Ecco perché Calenda riemerge da questa vicenda non certo sotto l’aureola dell’audace condottiero ma nei panni bracaleoneschi dell’inaffidabile mattacchione. In più, appare abbastanza evidente che il fine dell’intesa con Fratoianni e Bonelli fosse sostanzialmente tattico e speculativo: aumentare la massa dei consensi del centrosinistra nella logica maggioritaria imposta dalla legge elettorale, niente a che vedere con l’idea di governare insieme. E poi – diciamola tutta – quanto avrebbero mai pesato questi minuscoli partner in prospettiva futura? Davvero poco o nulla. Senza i tweet di Calenda sarebbero spariti nell’ombra, probabilmente sotto la soglia del 3%.

Ma il paradosso di questo pazzo colpo di scena agostano è che, al netto delle mattane di Calenda, anche il Pd ha la sua buona dose di torto.

Il patto del 2 agosto avrebbe potuto rappresentare la scelta finalmente compiuta di abbandonare le “catene” della sinistra tradizionale novecentesca, liberandosi di tutte quelle zavorre prima di tutto mentali e ideologiche che hanno impedito finora al Partito democratico di passare finalmente il guado per approdare alla modernità liberaldemocratica. Si è ripetuto, invece, l’eterno ritorno dell’eguale. Letta ha avuto la forza di rinunciare al M5s potendo opporre ai desideri della sinistra interna l’inaffidabilità del populismo grillino. In cambio, però, doveva rispettare l’identità sentimentale dello zoccolo duro del suo ceto politico e della sua base. Il rapporto preferenziale con tutto ciò che sa di vecchia sinistra resta una catena indistruttibile: dirigenti e militanti sono ancora ipersensibili verso le accuse di tradimento dei valori della sinistra e si abbeverano ancora alle parole d’ordine più logore di una tradizione che mantiene un valore emotivo e che marca un senso di appartenenza a una comunità ideale che trascende i cambiamenti della storia. La raccolta delle frattaglie della sinistra – da Speranza a Bersani, da Fratoianni a Bonelli – è un modo per tranquillizzare il nucleo storico del partito contro i rischi di snaturare l’identità primigenia e per digerire alleanze con personaggi – come Calenda e Bonino – che sono percepiti come intrusi, nel migliore dei casi, e come “di destra”, nei peggiori.

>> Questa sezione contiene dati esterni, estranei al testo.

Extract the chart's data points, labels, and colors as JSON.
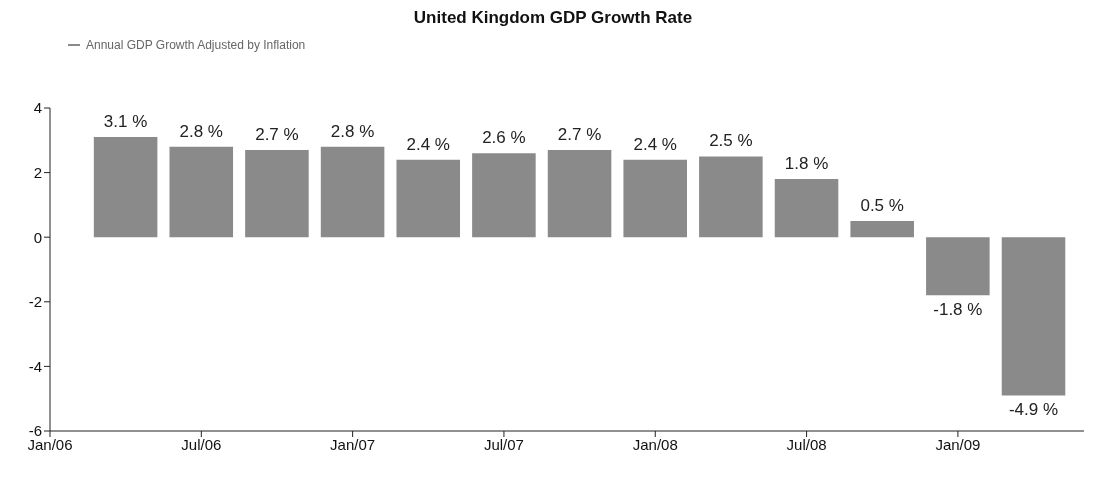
{
  "chart_data": {
    "type": "bar",
    "title": "United Kingdom GDP Growth Rate",
    "x": [
      "2006-04",
      "2006-07",
      "2006-10",
      "2007-01",
      "2007-04",
      "2007-07",
      "2007-10",
      "2008-01",
      "2008-04",
      "2008-07",
      "2008-10",
      "2009-01",
      "2009-04"
    ],
    "series": [
      {
        "name": "Annual GDP Growth Adjusted by Inflation",
        "color": "#8a8a8a",
        "values": [
          3.1,
          2.8,
          2.7,
          2.8,
          2.4,
          2.6,
          2.7,
          2.4,
          2.5,
          1.8,
          0.5,
          -1.8,
          -4.9
        ],
        "value_labels": [
          "3.1 %",
          "2.8 %",
          "2.7 %",
          "2.8 %",
          "2.4 %",
          "2.6 %",
          "2.7 %",
          "2.4 %",
          "2.5 %",
          "1.8 %",
          "0.5 %",
          "-1.8 %",
          "-4.9 %"
        ]
      }
    ],
    "xlim": [
      "2006-01",
      "2009-06"
    ],
    "xticks": [
      {
        "value": "2006-01",
        "label": "Jan/06"
      },
      {
        "value": "2006-07",
        "label": "Jul/06"
      },
      {
        "value": "2007-01",
        "label": "Jan/07"
      },
      {
        "value": "2007-07",
        "label": "Jul/07"
      },
      {
        "value": "2008-01",
        "label": "Jan/08"
      },
      {
        "value": "2008-07",
        "label": "Jul/08"
      },
      {
        "value": "2009-01",
        "label": "Jan/09"
      }
    ],
    "ylim": [
      -6,
      4
    ],
    "yticks": [
      -6,
      -4,
      -2,
      0,
      2,
      4
    ],
    "legend": "top left"
  }
}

L’accordo con Sinistra italiana e Verdi, ancor più che da ragioni numeriche è un atto liturgico per rinsaldare l’appartenenza alla comunità originaria. Fin quando resisterà questo blocco, il Pd sarà condannato all’ambiguità strutturale e alla paralisi programmatica. Un partito incapace di scegliere con convinzione una agenda riformista propria per via della sua resistenza identitaria e passatista, ma che si regge solo se governa, accettando le agende altrui, in un rapporto di osmosi con la classe dirigente che amministra il Deep State. Altro che Agenda Draghi.

Non a caso la base dell’accordino elettoralistico con Fratoianni e Bonelli è basato sulla difesa della Costituzione, una coazione a ripetere proprio mentre il centrodestra mette al centro del programma le riforme costituzionali (presidenzialismo e federalismo): la dimostrazione plastica di un conservatorismo inossidabile, prima ideologico e poi istituzionale, che getta sabbia nel motore riformista del Pd fin dalla sua fondazione. Difficile spiegare tutto questo agli elettori di Calenda.

Ecco perché, forse, in definitiva, l’unione di due torti – quello di Calenda e quello del Pd – non poteva fare una ragione.